After the initial raging protests, people gather more peacefully now but also less frequented. Citizen assemblies and councils for different policy issues are set up to draft political demands. In Tuzla some of these demands have been accepted already by the government. Inter alia the ongoing payment for resigned politicians has been cancelled. Further, many politicians resigned due to the protests. However, the broad public seems not to participate in the demonstrations – at most a couple of hundred maybe few thousand protesters filled the streets. This is why the legitimacy of the demands by the citizen councils is questionable.
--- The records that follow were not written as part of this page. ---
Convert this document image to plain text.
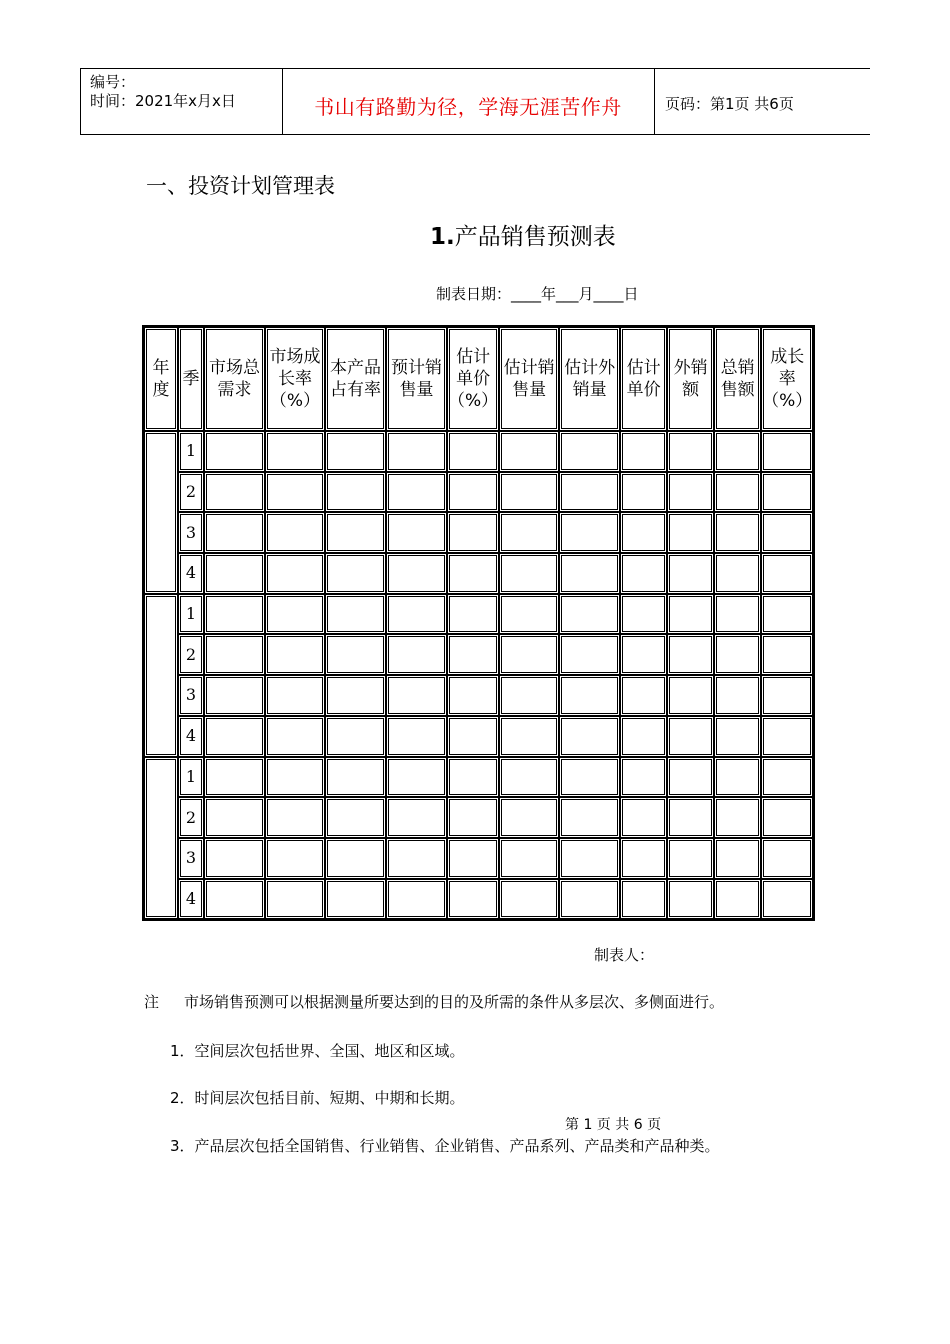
编号：
时间：2021年x月x日	书山有路勤为径，学海无涯苦作舟	页码：第1页 共6页
一、投资计划管理表
1.产品销售预测表
制表日期：____年___月____日
年度	季	市场总需求	市场成长率（%）	本产品占有率	预计销售量	估计单价（%）	估计销售量	估计外销量	估计单价	外销额	总销售额	成长率（%）
	1											
	2											
	3											
	4											
	1											
	2											
	3											
	4											
	1											
	2											
	3											
	4											
制表人：
注 市场销售预测可以根据测量所要达到的目的及所需的条件从多层次、多侧面进行。
1．空间层次包括世界、全国、地区和区域。
2．时间层次包括目前、短期、中期和长期。
3．产品层次包括全国销售、行业销售、企业销售、产品系列、产品类和产品种类。
第 1 页 共 6 页
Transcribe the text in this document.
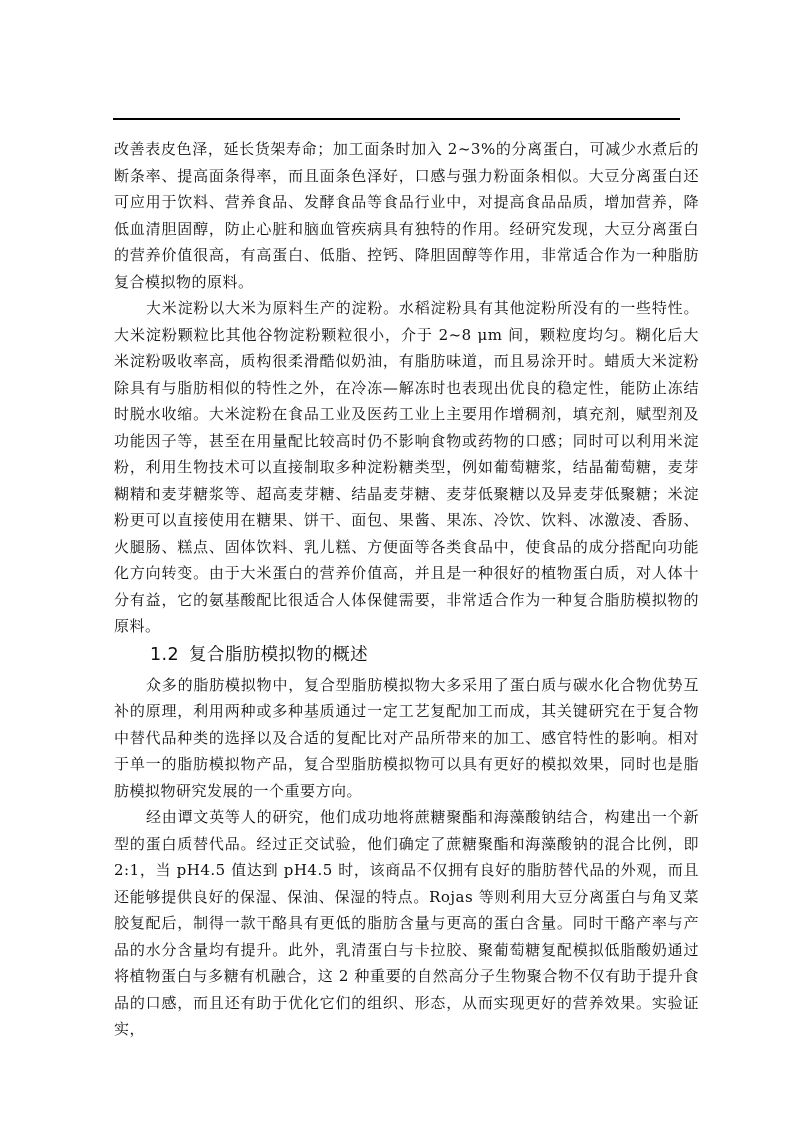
改善表皮色泽，延长货架寿命；加工面条时加入 2~3%的分离蛋白，可减少水煮后的断条率、提高面条得率，而且面条色泽好，口感与强力粉面条相似。大豆分离蛋白还可应用于饮料、营养食品、发酵食品等食品行业中，对提高食品品质，增加营养，降低血清胆固醇，防止心脏和脑血管疾病具有独特的作用。经研究发现，大豆分离蛋白的营养价值很高，有高蛋白、低脂、控钙、降胆固醇等作用，非常适合作为一种脂肪复合模拟物的原料。

大米淀粉以大米为原料生产的淀粉。水稻淀粉具有其他淀粉所没有的一些特性。大米淀粉颗粒比其他谷物淀粉颗粒很小，介于 2~8 μm 间，颗粒度均匀。糊化后大米淀粉吸收率高，质构很柔滑酷似奶油，有脂肪味道，而且易涂开时。蜡质大米淀粉除具有与脂肪相似的特性之外，在冷冻—解冻时也表现出优良的稳定性，能防止冻结时脱水收缩。大米淀粉在食品工业及医药工业上主要用作增稠剂，填充剂，赋型剂及功能因子等，甚至在用量配比较高时仍不影响食物或药物的口感；同时可以利用米淀粉，利用生物技术可以直接制取多种淀粉糖类型，例如葡萄糖浆，结晶葡萄糖，麦芽糊精和麦芽糖浆等、超高麦芽糖、结晶麦芽糖、麦芽低聚糖以及异麦芽低聚糖；米淀粉更可以直接使用在糖果、饼干、面包、果酱、果冻、冷饮、饮料、冰激凌、香肠、火腿肠、糕点、固体饮料、乳儿糕、方便面等各类食品中，使食品的成分搭配向功能化方向转变。由于大米蛋白的营养价值高，并且是一种很好的植物蛋白质，对人体十分有益，它的氨基酸配比很适合人体保健需要，非常适合作为一种复合脂肪模拟物的原料。

1.2 复合脂肪模拟物的概述

众多的脂肪模拟物中，复合型脂肪模拟物大多采用了蛋白质与碳水化合物优势互补的原理，利用两种或多种基质通过一定工艺复配加工而成，其关键研究在于复合物中替代品种类的选择以及合适的复配比对产品所带来的加工、感官特性的影响。相对于单一的脂肪模拟物产品，复合型脂肪模拟物可以具有更好的模拟效果，同时也是脂肪模拟物研究发展的一个重要方向。

经由谭文英等人的研究，他们成功地将蔗糖聚酯和海藻酸钠结合，构建出一个新型的蛋白质替代品。经过正交试验，他们确定了蔗糖聚酯和海藻酸钠的混合比例，即 2:1，当 pH4.5 值达到 pH4.5 时，该商品不仅拥有良好的脂肪替代品的外观，而且还能够提供良好的保湿、保油、保湿的特点。Rojas 等则利用大豆分离蛋白与角叉菜胶复配后，制得一款干酪具有更低的脂肪含量与更高的蛋白含量。同时干酪产率与产品的水分含量均有提升。此外，乳清蛋白与卡拉胶、聚葡萄糖复配模拟低脂酸奶通过将植物蛋白与多糖有机融合，这 2 种重要的自然高分子生物聚合物不仅有助于提升食品的口感，而且还有助于优化它们的组织、形态，从而实现更好的营养效果。实验证实，
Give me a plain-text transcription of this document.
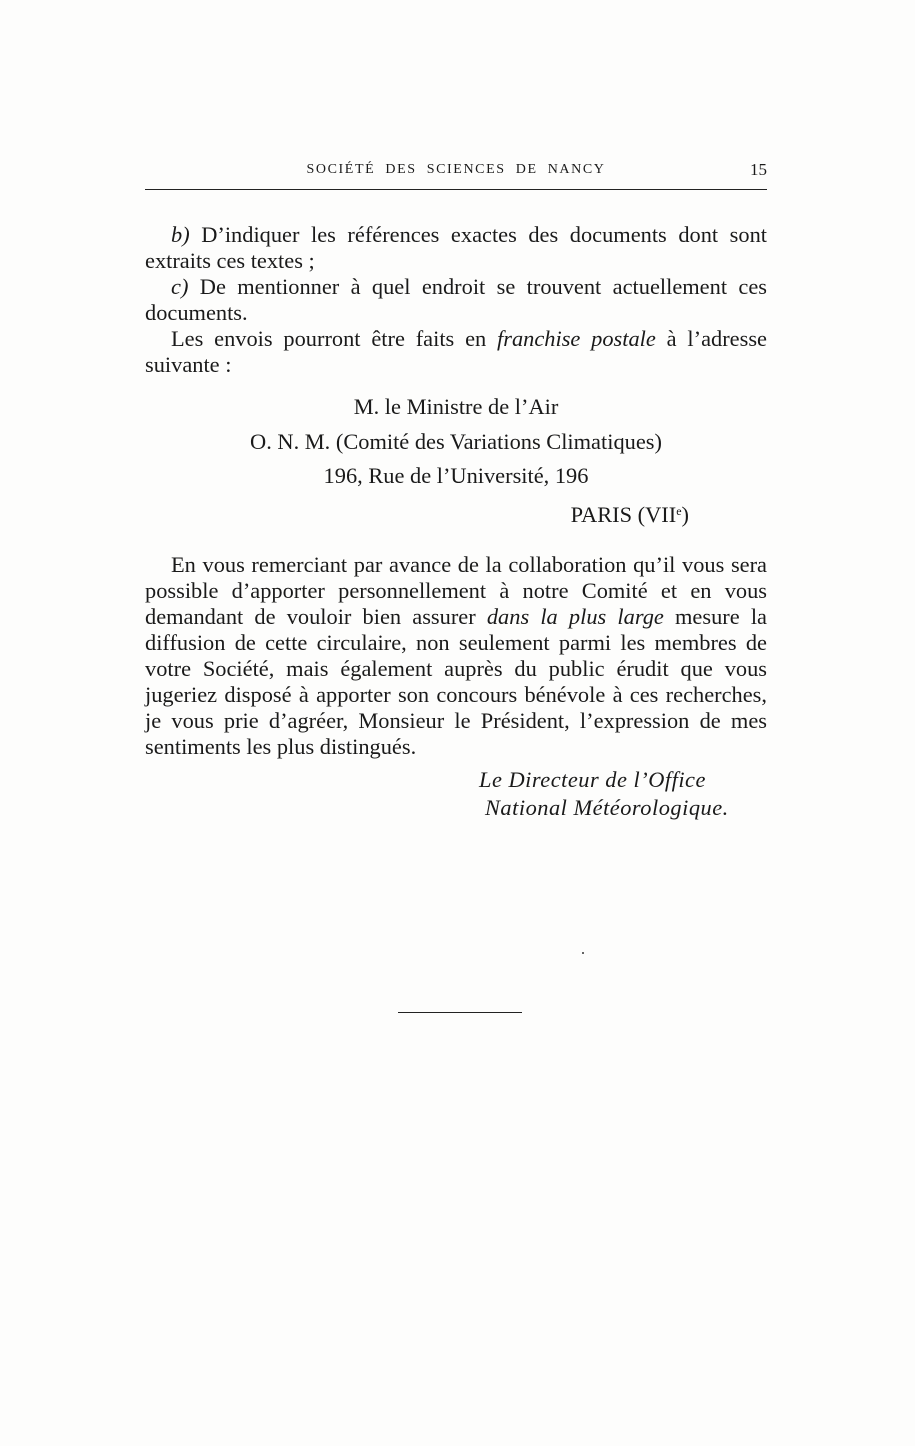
SOCIÉTÉ DES SCIENCES DE NANCY	15

b) D’indiquer les références exactes des documents dont sont extraits ces textes ;

c) De mentionner à quel endroit se trouvent actuellement ces documents.

Les envois pourront être faits en franchise postale à l’adresse suivante :

M. le Ministre de l’Air
O. N. M. (Comité des Variations Climatiques)
196, Rue de l’Université, 196
PARIS (VIIe)

En vous remerciant par avance de la collaboration qu’il vous sera possible d’apporter personnellement à notre Comité et en vous demandant de vouloir bien assurer dans la plus large mesure la diffusion de cette circulaire, non seulement parmi les membres de votre Société, mais également auprès du public érudit que vous jugeriez disposé à apporter son concours bénévole à ces recherches, je vous prie d’agréer, Monsieur le Président, l’expression de mes sentiments les plus distingués.

Le Directeur de l’Office
National Météorologique.
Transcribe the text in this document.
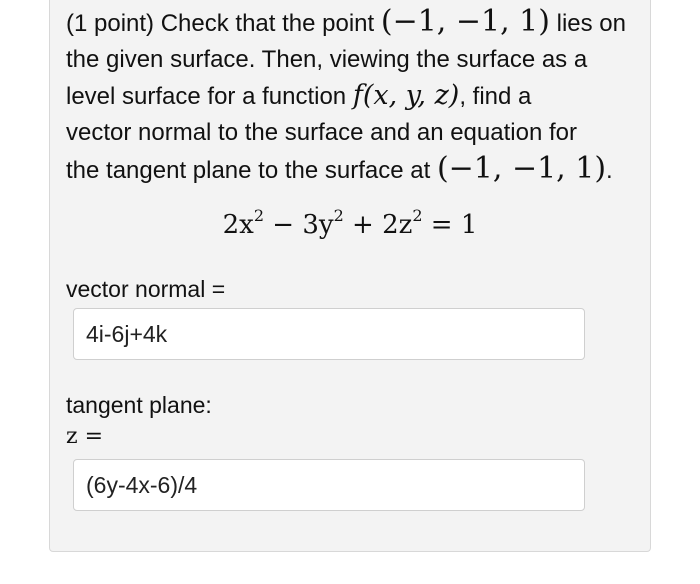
(1 point) Check that the point (−1, −1, 1) lies on
the given surface. Then, viewing the surface as a
level surface for a function f(x, y, z), find a
vector normal to the surface and an equation for
the tangent plane to the surface at (−1, −1, 1).
$2x^2 - 3y^2 + 2z^2 = 1$
vector normal =
4i-6j+4k
tangent plane:
z =
(6y-4x-6)/4
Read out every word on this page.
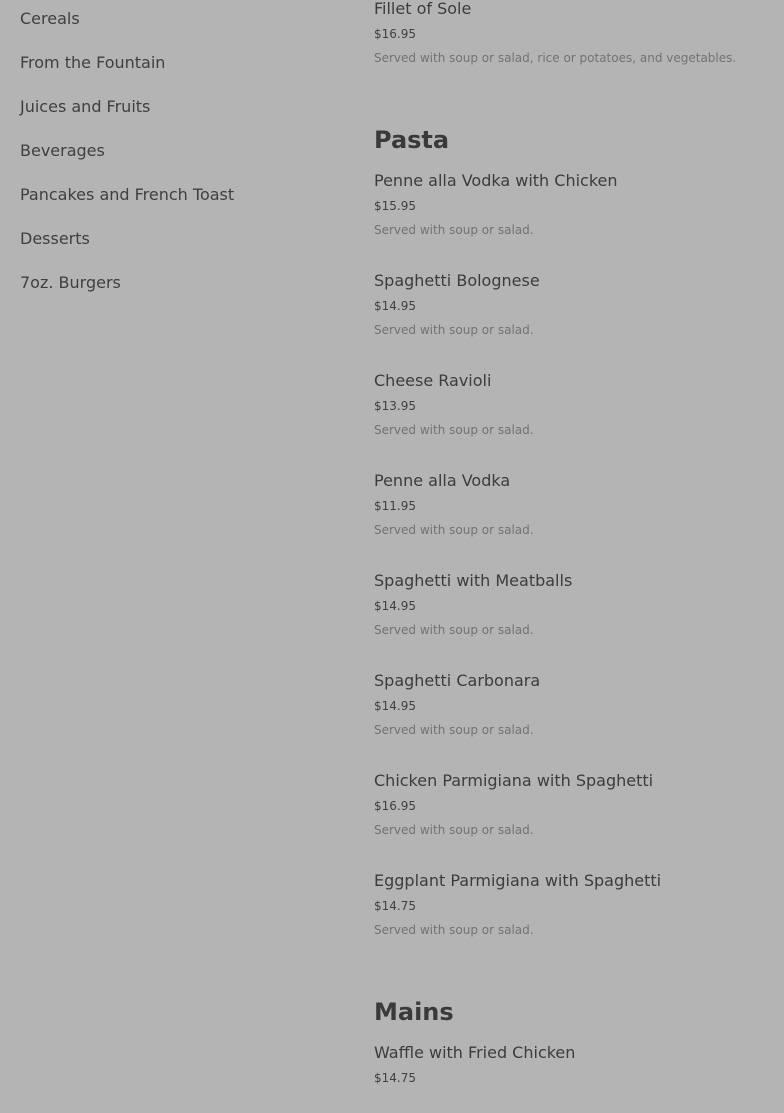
Cereals
From the Fountain
Juices and Fruits
Beverages
Pancakes and French Toast
Desserts
7oz. Burgers
Fillet of Sole
$16.95
Served with soup or salad, rice or potatoes, and vegetables.
Pasta
Penne alla Vodka with Chicken
$15.95
Served with soup or salad.
Spaghetti Bolognese
$14.95
Served with soup or salad.
Cheese Ravioli
$13.95
Served with soup or salad.
Penne alla Vodka
$11.95
Served with soup or salad.
Spaghetti with Meatballs
$14.95
Served with soup or salad.
Spaghetti Carbonara
$14.95
Served with soup or salad.
Chicken Parmigiana with Spaghetti
$16.95
Served with soup or salad.
Eggplant Parmigiana with Spaghetti
$14.75
Served with soup or salad.
Mains
Waffle with Fried Chicken
$14.75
And protests are not taking place everywhere in BIH: the Dayton Agreement divided the country in two independent entities fostering ethnic division. In Republika Srpska (RS) Serbians are in the majority. Bosniaks (Bosnian Muslims) and Croats are living especially in the Federation of Bosnia and Herzegovina. As small district called Brčko has a special status and is governed by both entities. Protests are occurring mainly int he Federation of Bosnia and Herzegovina and are not likely to expand to RS. On the contrary, Serbian politicians put effort in underlining the ethnic root of the protests. Mr. Dodik, the RS president, pointed out that “protesters are mainly Bosniaks” and that politics in RS is doing much better than in the Federation. However, protesters have all kinds of ethnic background, which is not a matter for discrimination within the demonstrations.
The rhetoric of Serbian politicians seems successful. In RS only small and infrequent protests occurred, often confronted with counter-demonstrations. This should be quite in the interest of neighboring states Croatia and Serbia. As much as the Dayton Agreement divided BiH in the inside, it still founded a sovereign and stable state in the Balkan region. Serbia and Croatia have little interest in a politically unsteady neighbour, since both of them are doing comparatively well economically and politically. Croatia is the youngest member state of the European Union (EU) and Serbia has taken up accession negotiations. What is BiH doing wrong, that it seems to float away from EU?
The European Progress Report 2013 to BiH about the economic and political situation concerning EU rapprochement is disillusioning in almost every point: Bosnian politicians have failed to implement important changes to the constitution with regard to equality and discrimination in political participation. After the European Court of Human Rights Sejdic-Finci ruling, BiH failed to allow Jews and Roma e.g. to get voted for presidency. Further, a common contact person for EU related issues in the government has not been created. The reason for these political shortcomings can be found in the self-blockade of the national government of BiH. Every eight months another of the total three presidents, representing an ethnic group respectively, rotates into office anew. Long-term sustainable and coherent political and constitutional reforms are thus obstructed.
In sum, the protests show that of many people are dissatisfied with the political elites and their economic situation. This cumulated to violent actions during the demonstrations two weeks ago. It is questionable if this will bring decisive political change to the country. The country’s path to the EU will be blocked, if ethnic boundaries are not overcome to fight political standstill. Therefore, it is understandable that young and well-educated Bosnians try to leave the country or express their rage in the streets.